A compound of σπέρμα (seed) and λόγος (reasoning, utterance, word), spermologos (itself a shortened version of the full σπερματολόγος) is an evocative word. The original meaning is something like “to pick up meanings like seeds on the floor”, being roughly equivalent to what Afrikaans slang calls “om stompies op te tel”. Eventually it came to mean an “idle babbler”, its most famous use probably being used by some Athenians of the Apostle Paul: τί ἄν θέλοι ὁ σπερμολόγος οὑτος λέγειν – “What might this babbler want to say?”4. What splendid imagery: words scattered idly like seeds!

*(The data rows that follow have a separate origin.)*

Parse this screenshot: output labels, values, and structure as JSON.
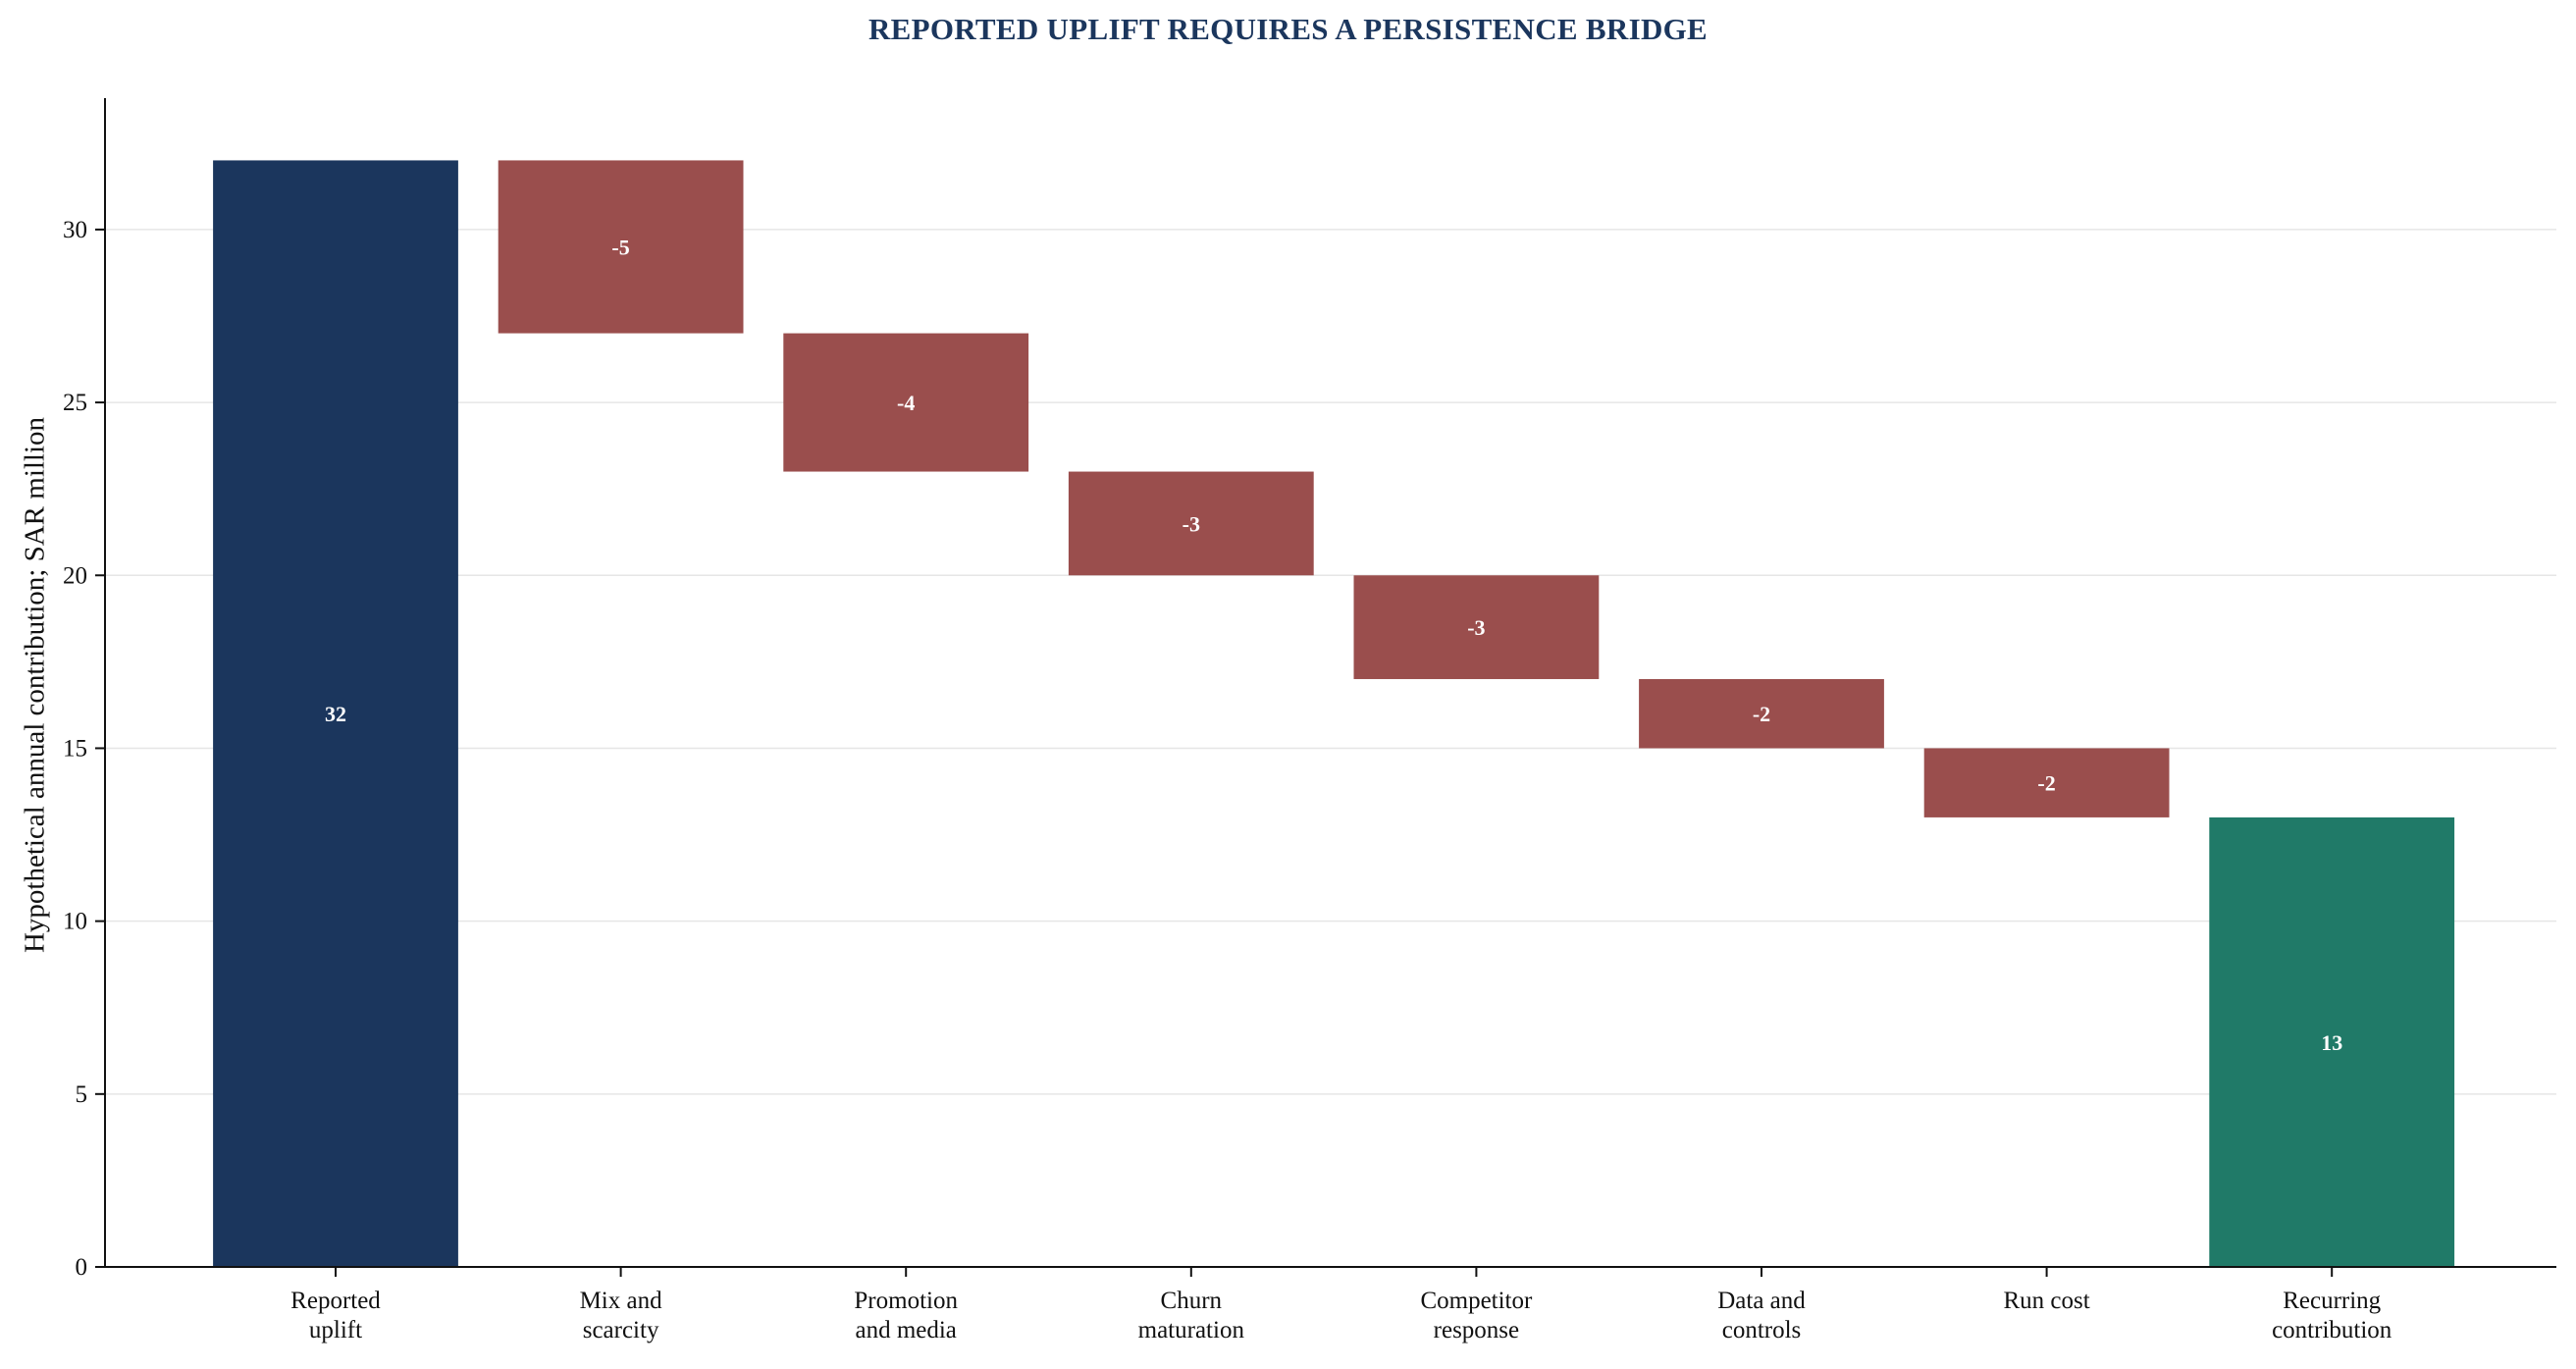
{
  "chart_data": {
    "type": "bar",
    "subtype": "waterfall",
    "title": "REPORTED UPLIFT REQUIRES A PERSISTENCE BRIDGE",
    "xlabel": "",
    "ylabel": "Hypothetical annual contribution; SAR million",
    "ylim": [
      0,
      33.8
    ],
    "yticks": [
      0,
      5,
      10,
      15,
      20,
      25,
      30
    ],
    "grid": "horizontal",
    "categories": [
      [
        "Reported",
        "uplift"
      ],
      [
        "Mix and",
        "scarcity"
      ],
      [
        "Promotion",
        "and media"
      ],
      [
        "Churn",
        "maturation"
      ],
      [
        "Competitor",
        "response"
      ],
      [
        "Data and",
        "controls"
      ],
      [
        "Run cost"
      ],
      [
        "Recurring",
        "contribution"
      ]
    ],
    "values": [
      32,
      -5,
      -4,
      -3,
      -3,
      -2,
      -2,
      13
    ],
    "kinds": [
      "total",
      "delta",
      "delta",
      "delta",
      "delta",
      "delta",
      "delta",
      "total"
    ],
    "data_labels": [
      "32",
      "-5",
      "-4",
      "-3",
      "-3",
      "-2",
      "-2",
      "13"
    ],
    "colors": {
      "start_total": "#1b365d",
      "decrease": "#9a4e4d",
      "end_total": "#207a68",
      "title": "#1b365d",
      "axis": "#111111",
      "grid": "#e6e6e6"
    }
  }
}
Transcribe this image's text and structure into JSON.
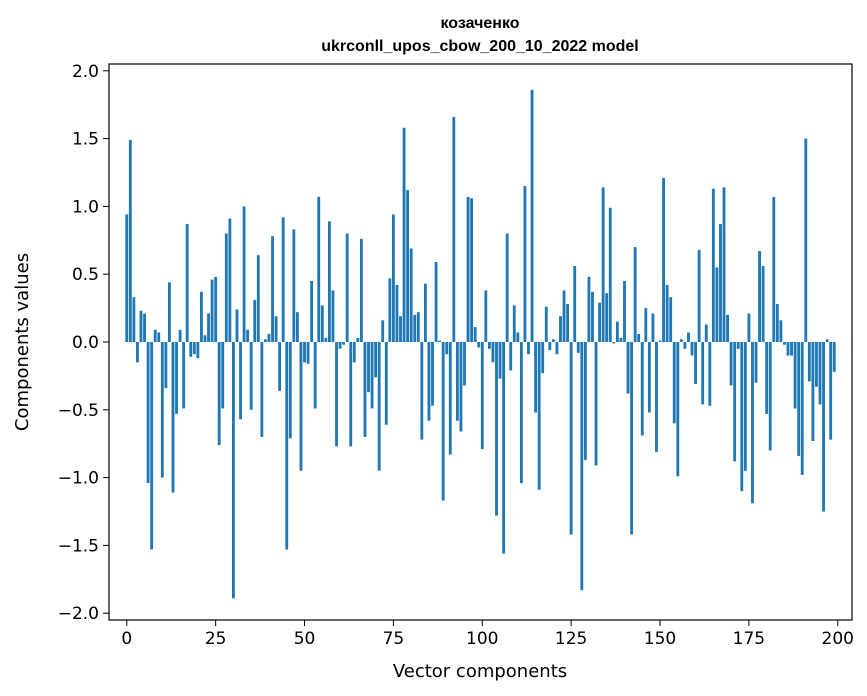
{
  "chart_data": {
    "type": "bar",
    "title": "козаченко",
    "subtitle": "ukrconll_upos_cbow_200_10_2022 model",
    "xlabel": "Vector components",
    "ylabel": "Components values",
    "xlim": [
      -5,
      204
    ],
    "ylim": [
      -2.05,
      2.05
    ],
    "x_ticks": [
      0,
      25,
      50,
      75,
      100,
      125,
      150,
      175,
      200
    ],
    "x_tick_labels": [
      "0",
      "25",
      "50",
      "75",
      "100",
      "125",
      "150",
      "175",
      "200"
    ],
    "y_ticks": [
      -2.0,
      -1.5,
      -1.0,
      -0.5,
      0.0,
      0.5,
      1.0,
      1.5,
      2.0
    ],
    "y_tick_labels": [
      "−2.0",
      "−1.5",
      "−1.0",
      "−0.5",
      "0.0",
      "0.5",
      "1.0",
      "1.5",
      "2.0"
    ],
    "bar_color": "#1f77b4",
    "grid": false,
    "values": [
      0.94,
      1.49,
      0.33,
      -0.15,
      0.23,
      0.21,
      -1.04,
      -1.53,
      0.09,
      0.07,
      -1.0,
      -0.34,
      0.44,
      -1.11,
      -0.53,
      0.09,
      -0.49,
      0.87,
      -0.11,
      -0.09,
      -0.12,
      0.37,
      0.05,
      0.21,
      0.46,
      0.48,
      -0.76,
      -0.49,
      0.8,
      0.91,
      -1.89,
      0.24,
      -0.57,
      1.0,
      0.09,
      -0.5,
      0.31,
      0.64,
      -0.7,
      0.02,
      0.06,
      0.78,
      0.19,
      -0.36,
      0.92,
      -1.53,
      -0.71,
      0.83,
      0.22,
      -0.95,
      -0.15,
      -0.16,
      0.45,
      -0.49,
      1.07,
      0.27,
      0.03,
      0.89,
      0.38,
      -0.77,
      -0.05,
      -0.02,
      0.8,
      -0.77,
      -0.15,
      0.03,
      0.76,
      -0.7,
      -0.37,
      -0.49,
      -0.26,
      -0.95,
      0.16,
      -0.61,
      0.47,
      0.94,
      0.42,
      0.19,
      1.58,
      1.12,
      0.69,
      0.2,
      0.22,
      -0.72,
      0.43,
      -0.58,
      -0.47,
      0.59,
      0.01,
      -1.17,
      -0.09,
      -0.83,
      1.66,
      -0.58,
      -0.66,
      -0.32,
      1.07,
      1.06,
      0.11,
      -0.04,
      -0.79,
      0.38,
      -0.05,
      -0.15,
      -1.28,
      -0.27,
      -1.56,
      0.8,
      -0.21,
      0.27,
      0.07,
      -1.04,
      1.15,
      -0.09,
      1.86,
      -0.52,
      -1.09,
      -0.23,
      0.26,
      -0.06,
      0.02,
      -0.09,
      0.19,
      0.38,
      0.28,
      -1.42,
      0.56,
      -0.08,
      -1.83,
      -0.87,
      0.48,
      0.37,
      -0.91,
      0.29,
      1.14,
      0.36,
      0.99,
      -0.01,
      0.15,
      0.03,
      0.45,
      -0.38,
      -1.42,
      0.7,
      0.06,
      -0.69,
      0.25,
      -0.52,
      0.21,
      -0.81,
      0.01,
      1.21,
      0.42,
      0.33,
      -0.6,
      -0.99,
      0.02,
      -0.05,
      0.07,
      -0.1,
      -0.31,
      0.68,
      -0.46,
      0.13,
      -0.47,
      1.13,
      0.55,
      0.87,
      1.14,
      0.2,
      -0.32,
      -0.88,
      -0.05,
      -1.1,
      -0.95,
      0.21,
      -1.19,
      -0.3,
      0.67,
      0.56,
      -0.53,
      -0.8,
      1.07,
      0.28,
      0.16,
      -0.02,
      -0.1,
      -0.1,
      -0.49,
      -0.84,
      -0.98,
      1.5,
      -0.29,
      -0.73,
      -0.33,
      -0.46,
      -1.25,
      0.02,
      -0.72,
      -0.22
    ]
  }
}
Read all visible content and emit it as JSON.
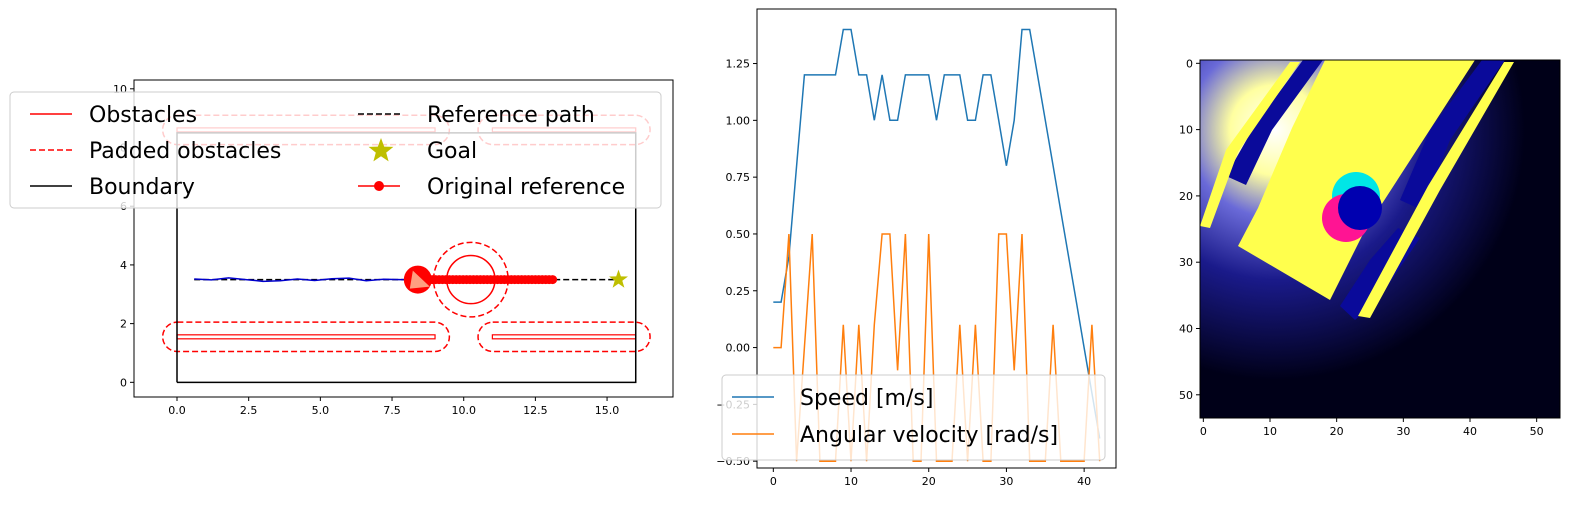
{
  "chart_data": [
    {
      "type": "scatter",
      "panel": "map",
      "xlim": [
        -1.5,
        17.3
      ],
      "ylim": [
        -0.5,
        10.3
      ],
      "xticks": [
        "0.0",
        "2.5",
        "5.0",
        "7.5",
        "10.0",
        "12.5",
        "15.0"
      ],
      "yticks": [
        "0",
        "2",
        "4",
        "6",
        "8",
        "10"
      ],
      "boundary": [
        [
          0,
          0
        ],
        [
          16,
          0
        ],
        [
          16,
          8.5
        ],
        [
          0,
          8.5
        ],
        [
          0,
          0
        ]
      ],
      "obstacles": [
        {
          "x0": 0,
          "x1": 9,
          "y": 1.55
        },
        {
          "x0": 11,
          "x1": 16,
          "y": 1.55
        },
        {
          "x0": 0,
          "x1": 9,
          "y": 8.6
        },
        {
          "x0": 11,
          "x1": 16,
          "y": 8.6
        }
      ],
      "padded_obstacles": [
        {
          "x0": 0,
          "x1": 9,
          "y": 1.55,
          "pad": 0.5
        },
        {
          "x0": 11,
          "x1": 16,
          "y": 1.55,
          "pad": 0.5
        },
        {
          "x0": 0,
          "x1": 9,
          "y": 8.6,
          "pad": 0.5
        },
        {
          "x0": 11,
          "x1": 16,
          "y": 8.6,
          "pad": 0.5
        }
      ],
      "dynamic_obstacle": {
        "x": 10.25,
        "y": 3.5,
        "r": 0.6,
        "padded_r": 1.3
      },
      "reference_path": {
        "x": [
          0.6,
          15.4
        ],
        "y": [
          3.5,
          3.5
        ]
      },
      "goal": {
        "x": 15.4,
        "y": 3.5
      },
      "robot": {
        "x": 8.4,
        "y": 3.5
      },
      "original_reference": {
        "x0": 8.9,
        "x1": 13.1,
        "y": 3.5,
        "count": 36
      },
      "trajectory": {
        "x": [
          0.6,
          1.2,
          1.8,
          2.4,
          3.0,
          3.6,
          4.2,
          4.8,
          5.4,
          6.0,
          6.6,
          7.2,
          7.8,
          8.3
        ],
        "y": [
          3.52,
          3.49,
          3.56,
          3.5,
          3.44,
          3.46,
          3.52,
          3.47,
          3.53,
          3.55,
          3.46,
          3.51,
          3.5,
          3.5
        ]
      },
      "legend": {
        "placement": "upper-center",
        "entries": [
          {
            "label": "Obstacles",
            "color": "#ff0000",
            "style": "solid"
          },
          {
            "label": "Reference path",
            "color": "#000000",
            "style": "dashed"
          },
          {
            "label": "Padded obstacles",
            "color": "#ff0000",
            "style": "dashed"
          },
          {
            "label": "Goal",
            "color": "#bfbf00",
            "style": "star"
          },
          {
            "label": "Boundary",
            "color": "#000000",
            "style": "solid"
          },
          {
            "label": "Original reference",
            "color": "#ff0000",
            "style": "dot-line"
          }
        ]
      }
    },
    {
      "type": "line",
      "panel": "velocities",
      "xlim": [
        -2.1,
        44.1
      ],
      "ylim": [
        -0.53,
        1.49
      ],
      "xticks": [
        "0",
        "10",
        "20",
        "30",
        "40"
      ],
      "yticks": [
        "-0.50",
        "-0.25",
        "0.00",
        "0.25",
        "0.50",
        "0.75",
        "1.00",
        "1.25"
      ],
      "series": [
        {
          "name": "Speed [m/s]",
          "color": "#1f77b4",
          "values": [
            0.2,
            0.2,
            0.4,
            0.8,
            1.2,
            1.2,
            1.2,
            1.2,
            1.2,
            1.4,
            1.4,
            1.2,
            1.2,
            1.0,
            1.2,
            1.0,
            1.0,
            1.2,
            1.2,
            1.2,
            1.2,
            1.0,
            1.2,
            1.2,
            1.2,
            1.0,
            1.0,
            1.2,
            1.2,
            1.0,
            0.8,
            1.0,
            1.4,
            1.4,
            1.2,
            1.0,
            0.8,
            0.6,
            0.4,
            0.2,
            0.0,
            -0.2,
            -0.4
          ]
        },
        {
          "name": "Angular velocity [rad/s]",
          "color": "#ff7f0e",
          "values": [
            0.0,
            0.0,
            0.5,
            -0.5,
            0.0,
            0.5,
            -0.5,
            -0.5,
            -0.5,
            0.1,
            -0.5,
            0.1,
            -0.5,
            0.1,
            0.5,
            0.5,
            -0.1,
            0.5,
            -0.5,
            -0.5,
            0.5,
            -0.5,
            -0.5,
            -0.5,
            0.1,
            -0.5,
            0.1,
            -0.5,
            -0.5,
            0.5,
            0.5,
            -0.1,
            0.5,
            -0.5,
            -0.5,
            -0.5,
            0.1,
            -0.5,
            -0.5,
            -0.5,
            -0.5,
            0.1,
            -0.5
          ]
        }
      ],
      "legend": {
        "placement": "lower-right"
      }
    },
    {
      "type": "heatmap",
      "panel": "image",
      "grid_size": 54,
      "xticks": [
        "0",
        "10",
        "20",
        "30",
        "40",
        "50"
      ],
      "yticks": [
        "0",
        "10",
        "20",
        "30",
        "40",
        "50"
      ],
      "colors": {
        "background_dark": "#00002e",
        "corridor": "#ffff4d",
        "walls": "#0000aa",
        "robot_cyan": "#00ffff",
        "robot_pink": "#ff1493"
      }
    }
  ]
}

For a colleague who has a habit of interjecting in every conceivable conversation, ready to offer half-considered opinions not necessarily related to the subject at hand, I recommend:
ὦ σπερμολόγε, ὁ διαλέκτος τοῖς λόγοις οὐκ ἐστίν ἀγρός.
o spermologe, ho dialektos tois logois uk estin agros.
This conversation, oh babbler, is not a field in which you can sow words like seeds.
While Greek has simpler verbs for bribing and bribetakers (δεκάζω and δωροδέκτης, respectively), there is one word for those who take bribes that is impossible to forget once you’ve heard it. I first encountered the word dorophagos at the tenth UNISA Classics Colloquium which had as its theme “Integrity & Corruption”. During that splendid conference, the concept of bribery came up often, as one might well imagine. The word literally means “one who eats gifts”, evoking images of corrupt officials gorging themselves on ill-gotten gain.
Should you wish (absit omen) to offer a bribe with flair, why not try:
Απάρχες, δωροφάγειν ἄν θέλοις ;
aparkhes, dôrophagein an thelois ?
Care to munch on a gift, officer?
1 – The two canonical dictionaries of Latin and Greek : Lewis & Short, and Liddell & Scott, respectively. Any dictionary references in this post, unless otherwise noted, come from these.
2 –Ιliad, Bk 1, 225
3 – Or so report some online dictionaries, among which the Oxford is numbered. A deeper study is likely to be more precise, but given the word I’d not like to get deeper in it, thank you.
4 – Acts 17:18. The translation is my own. The KJV and NRSV translate σπερμολόγος as “babbler”, while the NASB adds the adjective “idle”.